Well, the Hottest Man on the Island took a penetrating look at this pathetically maidenly tableau, dropped a withering glance upon my friend, and strode off. As the others gaped in bewilderment, my friend slowly told me, “I will never … never … never … forgive you for this.” And he never did.

Mind you, I don’t defend this point of view. One cannot be having sex or hunting for it every minute, even in a place as rampantly erotic as The Pines. Still, perhaps a day-long Monopoly game is too comradely an activity for the ruthless beach, too fraternal. Do you want to be known for a hot house or for clubby chastity?

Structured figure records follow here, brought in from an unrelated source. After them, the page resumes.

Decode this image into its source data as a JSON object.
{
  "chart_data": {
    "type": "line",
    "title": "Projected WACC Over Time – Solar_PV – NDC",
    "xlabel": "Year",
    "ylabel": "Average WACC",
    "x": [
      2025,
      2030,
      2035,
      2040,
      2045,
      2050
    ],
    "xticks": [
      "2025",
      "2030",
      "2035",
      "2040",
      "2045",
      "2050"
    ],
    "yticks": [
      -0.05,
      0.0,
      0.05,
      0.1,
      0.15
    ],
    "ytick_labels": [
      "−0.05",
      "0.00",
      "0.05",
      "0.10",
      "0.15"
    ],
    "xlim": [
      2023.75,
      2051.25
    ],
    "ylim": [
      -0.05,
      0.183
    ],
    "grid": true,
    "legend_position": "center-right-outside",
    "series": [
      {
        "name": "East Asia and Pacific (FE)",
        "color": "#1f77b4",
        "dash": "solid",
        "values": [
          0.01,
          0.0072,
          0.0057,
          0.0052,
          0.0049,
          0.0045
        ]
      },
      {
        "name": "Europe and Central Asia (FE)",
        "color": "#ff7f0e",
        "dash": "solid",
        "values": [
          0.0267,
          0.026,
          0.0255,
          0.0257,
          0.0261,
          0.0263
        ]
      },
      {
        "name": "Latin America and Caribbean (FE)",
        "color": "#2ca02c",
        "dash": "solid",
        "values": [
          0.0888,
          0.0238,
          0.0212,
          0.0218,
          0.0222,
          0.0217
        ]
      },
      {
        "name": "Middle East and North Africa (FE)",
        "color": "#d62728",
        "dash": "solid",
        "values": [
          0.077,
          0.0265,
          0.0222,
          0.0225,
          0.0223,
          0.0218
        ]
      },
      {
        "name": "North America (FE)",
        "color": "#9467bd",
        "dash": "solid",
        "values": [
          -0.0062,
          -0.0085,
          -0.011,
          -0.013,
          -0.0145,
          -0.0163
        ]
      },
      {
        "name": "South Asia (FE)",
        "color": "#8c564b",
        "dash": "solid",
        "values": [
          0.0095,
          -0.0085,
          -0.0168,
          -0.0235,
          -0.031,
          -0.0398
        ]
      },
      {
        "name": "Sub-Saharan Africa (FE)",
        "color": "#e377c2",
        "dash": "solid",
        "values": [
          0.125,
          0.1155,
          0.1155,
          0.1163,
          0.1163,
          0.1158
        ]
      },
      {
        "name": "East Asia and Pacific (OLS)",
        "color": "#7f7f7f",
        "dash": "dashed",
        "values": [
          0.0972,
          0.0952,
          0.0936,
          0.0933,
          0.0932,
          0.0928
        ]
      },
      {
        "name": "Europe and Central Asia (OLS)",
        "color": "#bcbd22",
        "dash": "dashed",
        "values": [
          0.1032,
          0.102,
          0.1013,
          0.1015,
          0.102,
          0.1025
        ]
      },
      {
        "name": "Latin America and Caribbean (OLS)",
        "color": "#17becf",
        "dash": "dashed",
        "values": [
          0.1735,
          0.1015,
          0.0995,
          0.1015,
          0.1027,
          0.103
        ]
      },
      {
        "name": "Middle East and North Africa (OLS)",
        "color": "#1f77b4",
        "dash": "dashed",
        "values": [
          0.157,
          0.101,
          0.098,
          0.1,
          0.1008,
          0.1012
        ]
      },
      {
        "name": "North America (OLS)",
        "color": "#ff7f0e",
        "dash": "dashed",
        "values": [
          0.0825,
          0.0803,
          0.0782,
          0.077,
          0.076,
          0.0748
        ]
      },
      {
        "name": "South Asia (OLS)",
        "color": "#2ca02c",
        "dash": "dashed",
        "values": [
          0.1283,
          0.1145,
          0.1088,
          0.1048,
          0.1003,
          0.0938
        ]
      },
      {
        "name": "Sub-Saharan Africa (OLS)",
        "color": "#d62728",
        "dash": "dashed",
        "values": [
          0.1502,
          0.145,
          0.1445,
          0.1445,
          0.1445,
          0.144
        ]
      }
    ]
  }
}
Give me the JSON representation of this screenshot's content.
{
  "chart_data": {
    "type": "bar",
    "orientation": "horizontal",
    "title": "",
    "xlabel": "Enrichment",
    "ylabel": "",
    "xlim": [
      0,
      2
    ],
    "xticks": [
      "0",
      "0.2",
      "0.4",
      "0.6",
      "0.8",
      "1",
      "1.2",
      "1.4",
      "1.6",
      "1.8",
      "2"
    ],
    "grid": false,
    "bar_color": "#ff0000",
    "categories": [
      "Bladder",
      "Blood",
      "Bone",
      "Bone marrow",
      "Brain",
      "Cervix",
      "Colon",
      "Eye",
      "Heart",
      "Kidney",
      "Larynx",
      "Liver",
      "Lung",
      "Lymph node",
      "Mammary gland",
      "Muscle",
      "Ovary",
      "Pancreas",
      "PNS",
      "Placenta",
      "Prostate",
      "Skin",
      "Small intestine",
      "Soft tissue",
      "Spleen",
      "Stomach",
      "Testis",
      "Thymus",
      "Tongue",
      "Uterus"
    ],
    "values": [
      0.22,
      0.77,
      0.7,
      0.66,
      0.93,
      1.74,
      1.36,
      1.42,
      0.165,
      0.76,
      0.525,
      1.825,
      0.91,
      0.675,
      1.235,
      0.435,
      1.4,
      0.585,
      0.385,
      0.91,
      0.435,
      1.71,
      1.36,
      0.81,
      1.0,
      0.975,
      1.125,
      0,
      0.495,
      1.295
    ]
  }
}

At any rate, you can’t be hot when it rains, and I recall one afternoon eight years ago when sheets of water were ripping down as if the next Flood were upon us: Dennis Savage, his lover Little Kiwi, Little Kiwi’s fiasco of a dog Bauhaus, Carlo, Ron, and I. All possibilities in reading, eating, and laundry had been exhausted. There was nothing left to do but lie around grumping, one activity Dennis Savage really excels at. Conversation lagged, till he suggested we trade Shameful Anecdotes. “We could start,” he said, “with The Worst Thing I Ever Did to My Lover.”